Sosigenes’ error in considering the civil year only slightly longer than the tropic year became gradually apparent. In 325 C.E. the Council of Nicaea decreed that Easter should coincide with the first full moon occurring on or after the vernal equinox.
This meant that the precise date of Easter now depended on the ecclesiastical approximation of March 21st for the vernal equinox.
Thus the venerable Bede, writing as early as 725, noted that the full moon was ahead of its tabulated date. Robert Grosseteste (1178 – 1253) – reformer, mathematician, and Bishop of Lincoln – drew attention to the problem and suggested certain amendments. After centuries of discussion Pope Gregory XIII (1502 – 1585) commissioned a new calendar, which, while specifying the leap years, omitted century years not divisible by 400.

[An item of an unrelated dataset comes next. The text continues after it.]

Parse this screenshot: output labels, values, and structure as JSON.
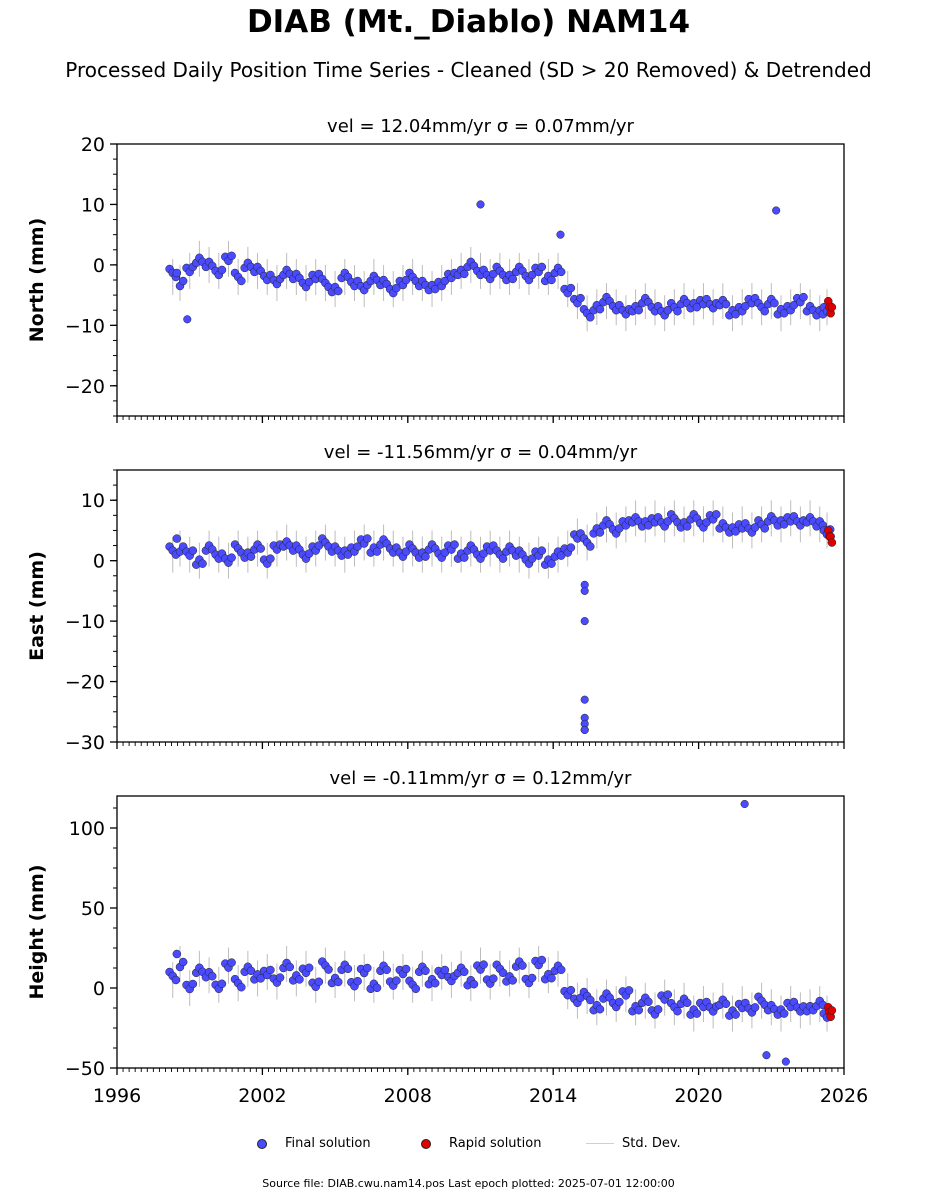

Since the vernal equinox was due to fall that year on 11 March, a papal bull directed that 4 October 1582 should be followed immediately by 15 October.
The Gregorian calendar was accepted in 1582 in Italy, Spain, Portugal, France and the Catholic Dutch Provinces. Catholic Germany and Suisse accepted it in 1584, Poland in 1586 and Hungary in 1587, but Protestant countries opposed the reform very fiercely.
Kepler remarked that protestants would sooner disagree with the sun than agree with the pope.
At the beginning of XVIII century, however, protestant Holland, Suisse and Germany did finally accept the new system, and England and Sweden introduced the new calendar in 1752.
In many countries the switchover was bitterly opposed by much of populace, who feared it was an attempt by landlords to cheat them out a weak and half’s rent.
Japan introduced the new calendar in 1873, China in 1912 and Turkey in 1924. Greek orthodox countries maintained the Julian calendar right up until last century. In fact, according to the Gregorian calendar, the Russian October Revolution actually occurred in November. Muslims and Jews, meanwhile, continue to retain the original lunar calendar.